Decade Long Fight Against Dam Victorious!

With the signing of the Cacahuatepec Agreement, the Papagayo River will remain wild and undammed.

From Root Force

La Parota Dam has been definitively canceled.

The government of Guerrero has formally abandoned all plans for the dam and will inform the Mexican federal government that it will not approve its construction.

After nearly 10 years of struggle, campesinos fighting to defend their way of life from La Parota Dam won a definitive victory with the Aug. 16 signing of the “Cacahuatepec Agreement,” signed between Guerrero Governor Ángel Aguirre and the Council of Ejidos and Communities in Opposition to La Parota Dam (CECOP), the primary organization opposing the dam. With the agreement, Aguirre has committed to seek an audience between CECOP and Mexican President Felipe Calderon. He has also committed the state not to approve La Parota Dam if it has any effect on the environment, if affected communities do not accept it, and if affected people are not fairly compensated. This effectively renders the dam dead in the water.
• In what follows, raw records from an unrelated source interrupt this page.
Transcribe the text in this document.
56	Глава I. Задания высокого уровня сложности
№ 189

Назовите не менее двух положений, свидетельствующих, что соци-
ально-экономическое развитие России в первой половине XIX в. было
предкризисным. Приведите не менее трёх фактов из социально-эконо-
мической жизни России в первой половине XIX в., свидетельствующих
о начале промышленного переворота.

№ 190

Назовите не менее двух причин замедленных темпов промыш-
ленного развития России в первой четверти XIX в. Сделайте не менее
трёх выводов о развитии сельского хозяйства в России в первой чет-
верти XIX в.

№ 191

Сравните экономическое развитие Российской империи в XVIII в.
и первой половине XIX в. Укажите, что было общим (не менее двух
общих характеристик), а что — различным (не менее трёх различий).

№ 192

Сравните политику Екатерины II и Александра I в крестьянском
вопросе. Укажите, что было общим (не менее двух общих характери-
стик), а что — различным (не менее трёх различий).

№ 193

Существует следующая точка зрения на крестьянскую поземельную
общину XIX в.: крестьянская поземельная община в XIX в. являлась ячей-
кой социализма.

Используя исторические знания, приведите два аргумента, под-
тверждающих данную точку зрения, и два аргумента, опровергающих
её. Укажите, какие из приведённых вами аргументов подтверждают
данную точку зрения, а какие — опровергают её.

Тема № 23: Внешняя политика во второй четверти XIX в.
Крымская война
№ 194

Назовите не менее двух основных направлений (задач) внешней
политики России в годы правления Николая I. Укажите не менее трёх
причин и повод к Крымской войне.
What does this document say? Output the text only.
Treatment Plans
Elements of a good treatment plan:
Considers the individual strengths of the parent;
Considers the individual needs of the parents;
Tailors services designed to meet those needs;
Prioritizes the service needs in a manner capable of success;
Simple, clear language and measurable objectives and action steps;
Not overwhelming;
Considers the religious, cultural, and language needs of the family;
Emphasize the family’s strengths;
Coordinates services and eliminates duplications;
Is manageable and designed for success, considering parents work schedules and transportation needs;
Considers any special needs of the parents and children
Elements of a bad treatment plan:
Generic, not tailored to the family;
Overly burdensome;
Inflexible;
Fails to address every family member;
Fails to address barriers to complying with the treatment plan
In other good news, human rights defender and La Parota opponent Vidulfo Rosales Sierra was able to return to his home in Mexico on August 9th under the government protection after fleeing the country in May due to threats on his life.

As many of you may know, the struggle against La Parota Dam has been one of Root Force’s signature campaigns since our founding, and was the focus of some of the first direct actions to use the Root Force name. Root Force activists visited the communities resisting La Parota Dam in 2006, and we had kept in occasional contact since then. That makes this a particularly emotional victory for us.

From the beginning, we drew attention to the fact that La Parota was a critical component of a hemispheric infrastructure integration plan intended to prop up the global economic system at the root of all the injustices we fight against. In other words, the dam’s cancellation is victory for all of us.

But above all, it is a victory for the 100,000 people whose livelihoods the dam would have destroyed, for every living being that depends on the 17,000 hectares (42,000 acres) it would have flooded, and indeed for all the life that depends on a wild and free Papagayo River.

Let us celebrate this victory and take it as in inspiration. With commitment, bravery and organization like that shown by CECOP and its allies, we can and will shut down project after project, until we bring this entire rotten system down.